When an action goes against you

Buying at the 52-week low is a reasonable strategy, but it doesn’t always work. For example, five years ago Kornstein bought Exxon Mobil XOM,
shares at a 52-week low, but hit a 100-week low and then a 25-year low. “It took me five years to get out of that position and sell at a profit.”

The lesson: “I’m happy to single and double on my purchases,” he says. “I’m not trying to hit a home run. Patience is needed to be a successful trader or investor. If you are not patient, you should not trade.”

How long will this bear market last?

“The bear market will continue at least until December. Then we’ll see what happens,” says Kornstein. What makes him so convinced? “The bear market started when the Fed raised interest rates by three-quarters of a point. That was the beginning,” he says. “We know that in July and in October they will raise rates, because they said they would.”

However, Kornstein doesn’t care if it’s a bull or bear market. “I find opportunities in this market, and that doesn’t include short selling. i found that short circuit [betting that a stock or index will go down] It does not work well.”

Kornstein advises investors and traders to follow the facts. “I spent 40 years looking and finding out the facts, and it’s hard work,” he says. “Go ahead and buy individual stocks or ETFs like SPY and QQQ. They are very simple products.
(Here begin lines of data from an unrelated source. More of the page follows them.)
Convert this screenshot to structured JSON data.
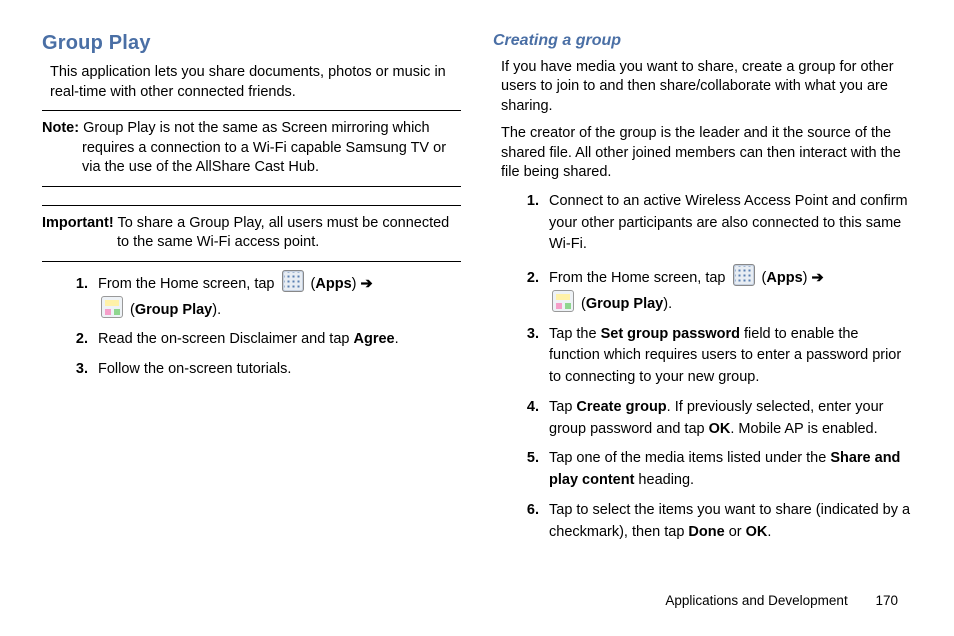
{
  "left": {
    "heading": "Group Play",
    "intro": "This application lets you share documents, photos or music in real-time with other connected friends.",
    "note_label": "Note:",
    "note_text": " Group Play is not the same as Screen mirroring which requires a connection to a Wi-Fi capable Samsung TV or via the use of the AllShare Cast Hub.",
    "important_label": "Important!",
    "important_text": " To share a Group Play, all users must be connected to the same Wi-Fi access point.",
    "steps": {
      "s1_a": "From the Home screen, tap ",
      "s1_apps_open": " (",
      "s1_apps": "Apps",
      "s1_apps_close": ") ",
      "s1_arrow": "➔",
      "s1_gp_open": " (",
      "s1_gp": "Group Play",
      "s1_gp_close": ").",
      "s2_a": "Read the on-screen Disclaimer and tap ",
      "s2_b": "Agree",
      "s2_c": ".",
      "s3": "Follow the on-screen tutorials."
    }
  },
  "right": {
    "heading": "Creating a group",
    "p1": "If you have media you want to share, create a group for other users to join to and then share/collaborate with what you are sharing.",
    "p2": "The creator of the group is the leader and it the source of the shared file. All other joined members can then interact with the file being shared.",
    "steps": {
      "s1": "Connect to an active Wireless Access Point and confirm your other participants are also connected to this same Wi-Fi.",
      "s2_a": "From the Home screen, tap ",
      "s2_apps_open": " (",
      "s2_apps": "Apps",
      "s2_apps_close": ") ",
      "s2_arrow": "➔",
      "s2_gp_open": " (",
      "s2_gp": "Group Play",
      "s2_gp_close": ").",
      "s3_a": "Tap the ",
      "s3_b": "Set group password",
      "s3_c": " field to enable the function which requires users to enter a password prior to connecting to your new group.",
      "s4_a": "Tap ",
      "s4_b": "Create group",
      "s4_c": ". If previously selected, enter your group password and tap ",
      "s4_d": "OK",
      "s4_e": ". Mobile AP is enabled.",
      "s5_a": "Tap one of the media items listed under the ",
      "s5_b": "Share and play content",
      "s5_c": " heading.",
      "s6_a": "Tap to select the items you want to share (indicated by a checkmark), then tap ",
      "s6_b": "Done",
      "s6_c": " or ",
      "s6_d": "OK",
      "s6_e": "."
    }
  },
  "footer": {
    "section": "Applications and Development",
    "page": "170"
  }
}
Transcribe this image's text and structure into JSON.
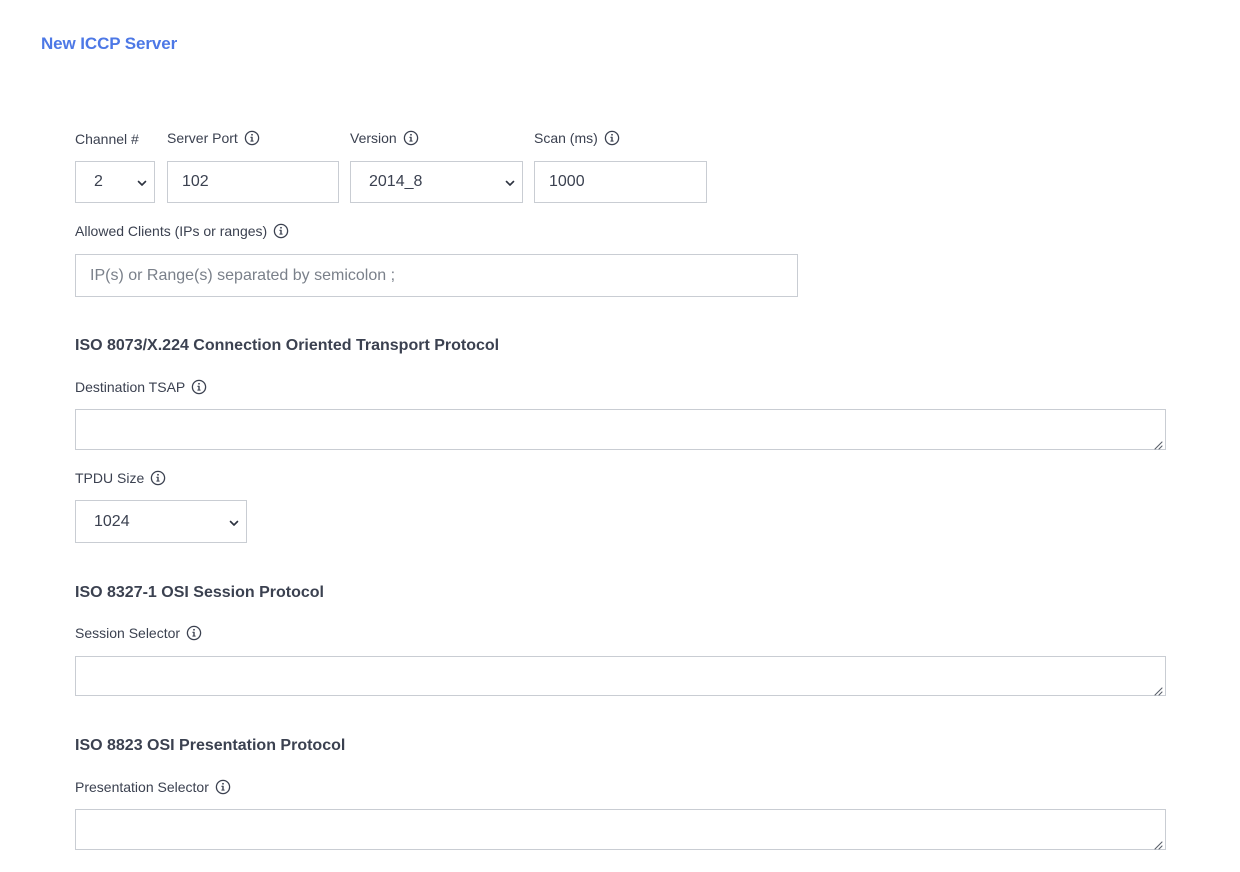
{
  "page": {
    "title": "New ICCP Server"
  },
  "general": {
    "channel": {
      "label": "Channel #",
      "value": "2"
    },
    "server_port": {
      "label": "Server Port",
      "value": "102"
    },
    "version": {
      "label": "Version",
      "value": "2014_8"
    },
    "scan": {
      "label": "Scan (ms)",
      "value": "1000"
    },
    "allowed_clients": {
      "label": "Allowed Clients (IPs or ranges)",
      "placeholder": "IP(s) or Range(s) separated by semicolon ;",
      "value": ""
    }
  },
  "transport": {
    "heading": "ISO 8073/X.224 Connection Oriented Transport Protocol",
    "destination_tsap": {
      "label": "Destination TSAP",
      "value": ""
    },
    "tpdu_size": {
      "label": "TPDU Size",
      "value": "1024"
    }
  },
  "session": {
    "heading": "ISO 8327-1 OSI Session Protocol",
    "session_selector": {
      "label": "Session Selector",
      "value": ""
    }
  },
  "presentation": {
    "heading": "ISO 8823 OSI Presentation Protocol",
    "presentation_selector": {
      "label": "Presentation Selector",
      "value": ""
    }
  },
  "icons": {
    "info": "info-circle-icon",
    "dropdown": "chevron-down-icon",
    "resize": "resize-grip-icon"
  },
  "colors": {
    "title": "#4d78e6",
    "text": "#3b4150",
    "border": "#c9cdd3",
    "placeholder": "#7a808a"
  }
}
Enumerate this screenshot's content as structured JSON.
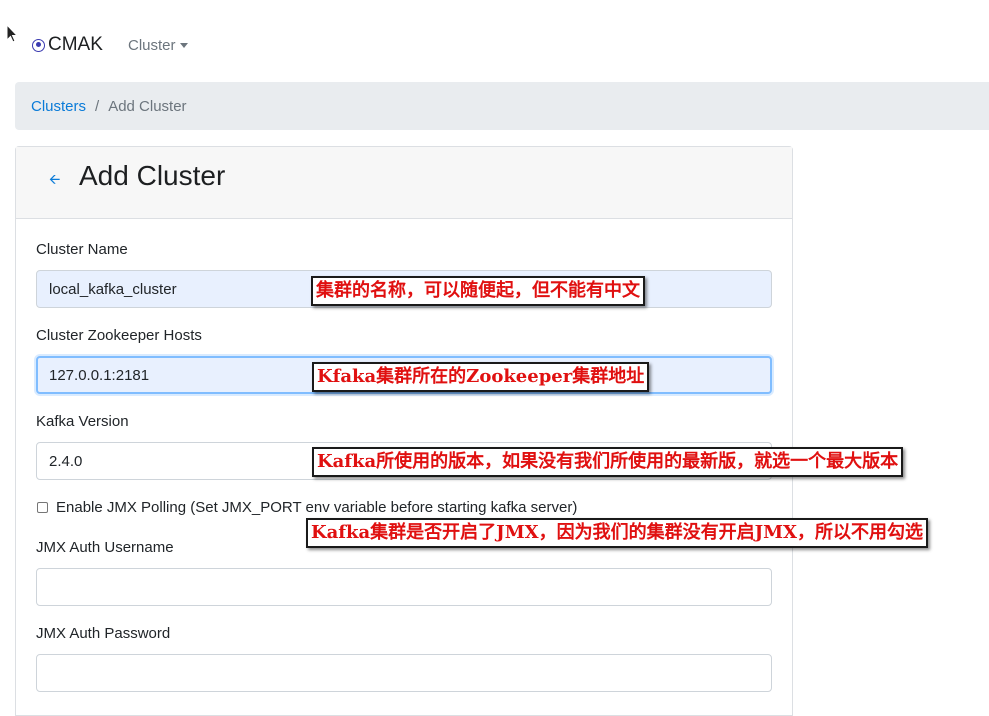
{
  "nav": {
    "brand": "CMAK",
    "cluster_menu": "Cluster"
  },
  "breadcrumb": {
    "clusters": "Clusters",
    "separator": "/",
    "current": "Add Cluster"
  },
  "card": {
    "back_icon": "left-arrow-icon",
    "title": "Add Cluster"
  },
  "form": {
    "cluster_name_label": "Cluster Name",
    "cluster_name_value": "local_kafka_cluster",
    "zk_hosts_label": "Cluster Zookeeper Hosts",
    "zk_hosts_value": "127.0.0.1:2181",
    "kafka_version_label": "Kafka Version",
    "kafka_version_value": "2.4.0",
    "jmx_polling_label": "Enable JMX Polling (Set JMX_PORT env variable before starting kafka server)",
    "jmx_polling_checked": false,
    "jmx_user_label": "JMX Auth Username",
    "jmx_user_value": "",
    "jmx_pass_label": "JMX Auth Password",
    "jmx_pass_value": ""
  },
  "annotations": {
    "cluster_name_note": "集群的名称，可以随便起，但不能有中文",
    "zk_hosts_note": "Kfaka集群所在的Zookeeper集群地址",
    "kafka_version_note": "Kafka所使用的版本，如果没有我们所使用的最新版，就选一个最大版本",
    "jmx_note": "Kafka集群是否开启了JMX，因为我们的集群没有开启JMX，所以不用勾选"
  },
  "colors": {
    "link": "#0a7bd8",
    "note_text": "#e01010",
    "breadcrumb_bg": "#e9ecef",
    "autofill_bg": "#e8f0fe"
  }
}
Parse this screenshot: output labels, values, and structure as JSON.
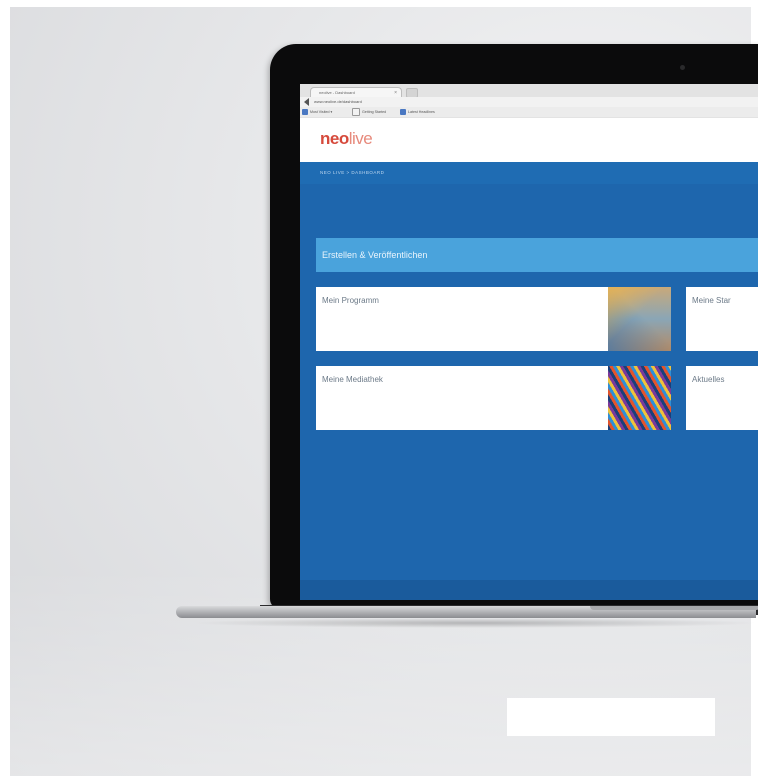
{
  "browser": {
    "tab_title": "neolive - Dashboard",
    "tab_close": "×",
    "address": "www.neolive.de/dashboard",
    "bookmarks": [
      {
        "label": "Most Visited ▾"
      },
      {
        "label": "Getting Started"
      },
      {
        "label": "Latest Headlines"
      }
    ]
  },
  "site": {
    "logo_part1": "neo",
    "logo_part2": "live",
    "breadcrumb": "NEO LIVE  >  DASHBOARD"
  },
  "dashboard": {
    "create_section_label": "Erstellen & Veröffentlichen",
    "cards": [
      {
        "title": "Mein Programm"
      },
      {
        "title": "Meine Star"
      },
      {
        "title": "Meine Mediathek"
      },
      {
        "title": "Aktuelles"
      }
    ]
  },
  "colors": {
    "brand_blue": "#1e66ad",
    "accent_light_blue": "#4aa3dc",
    "logo_red": "#d64a3c"
  }
}
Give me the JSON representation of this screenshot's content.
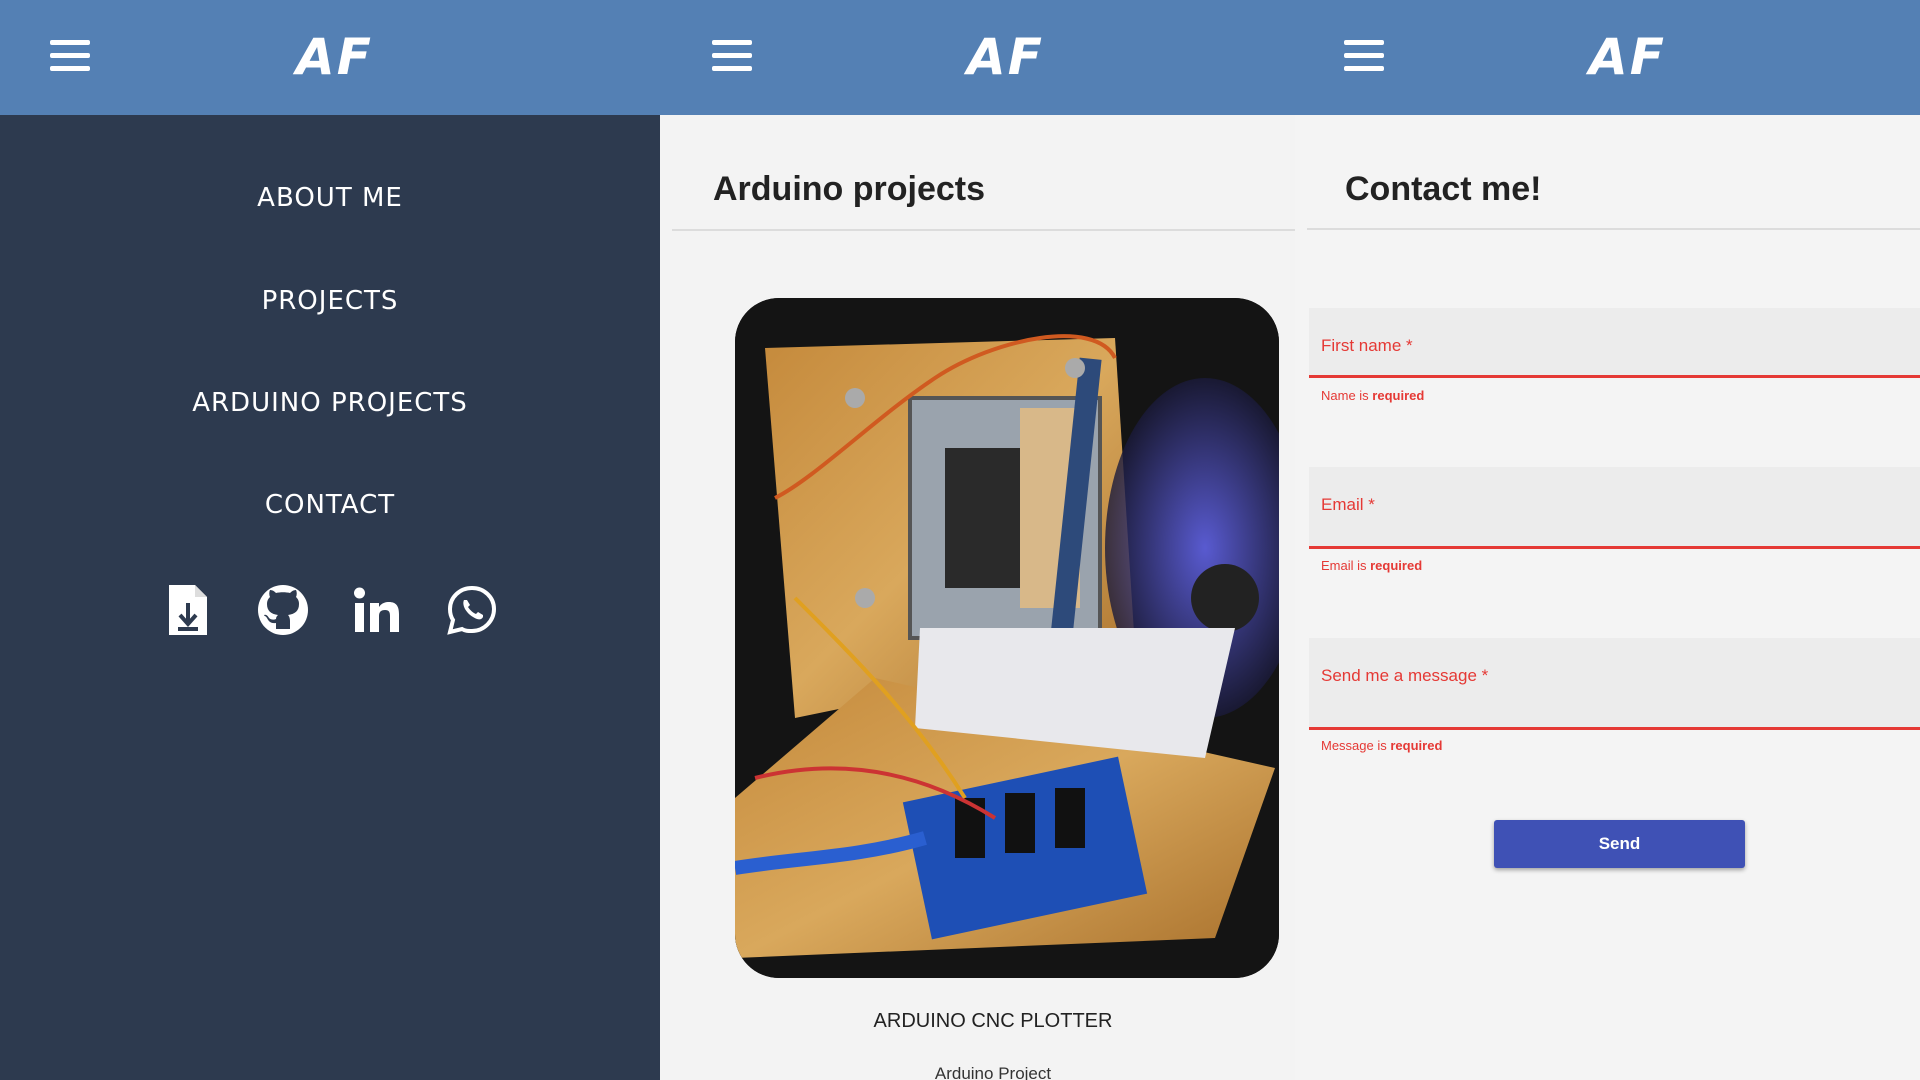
{
  "brand": {
    "logo": "AF"
  },
  "menu": {
    "items": [
      {
        "label": "ABOUT ME"
      },
      {
        "label": "PROJECTS"
      },
      {
        "label": "ARDUINO PROJECTS"
      },
      {
        "label": "CONTACT"
      }
    ],
    "social": [
      "download-file-icon",
      "github-icon",
      "linkedin-icon",
      "whatsapp-icon"
    ]
  },
  "projects": {
    "title": "Arduino projects",
    "card": {
      "title": "ARDUINO CNC PLOTTER",
      "subtitle": "Arduino Project"
    }
  },
  "contact": {
    "title": "Contact me!",
    "fields": [
      {
        "label": "First name *",
        "error_prefix": "Name is ",
        "error_bold": "required"
      },
      {
        "label": "Email *",
        "error_prefix": "Email is ",
        "error_bold": "required"
      },
      {
        "label": "Send me a message *",
        "error_prefix": "Message is ",
        "error_bold": "required"
      }
    ],
    "send_label": "Send"
  },
  "colors": {
    "header": "#5480b4",
    "sidebar": "#2d3a4f",
    "error": "#e53935",
    "button": "#3f51b5"
  }
}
He adds: “Find a strategy that works for you and keep using it. You can start by buying a share of a company that pays dividends and is at or near its 52-week low. This is preferable to trying to find the next pot of gold.”

Michael Sincere (michaelsincere.com) is the author of “Understanding Options” and “Understanding Stocks.” His latest book, “How to Profit in the Stock Market” (McGraw Hill, 2022), explores investing strategies in rising and falling markets.

Plus: Bank of America cuts S&P 500 target to ‘street low’ after recession forecast

Also read: Don’t be afraid of the bear. It gives you the opportunity to pick winning stocks and beat the market.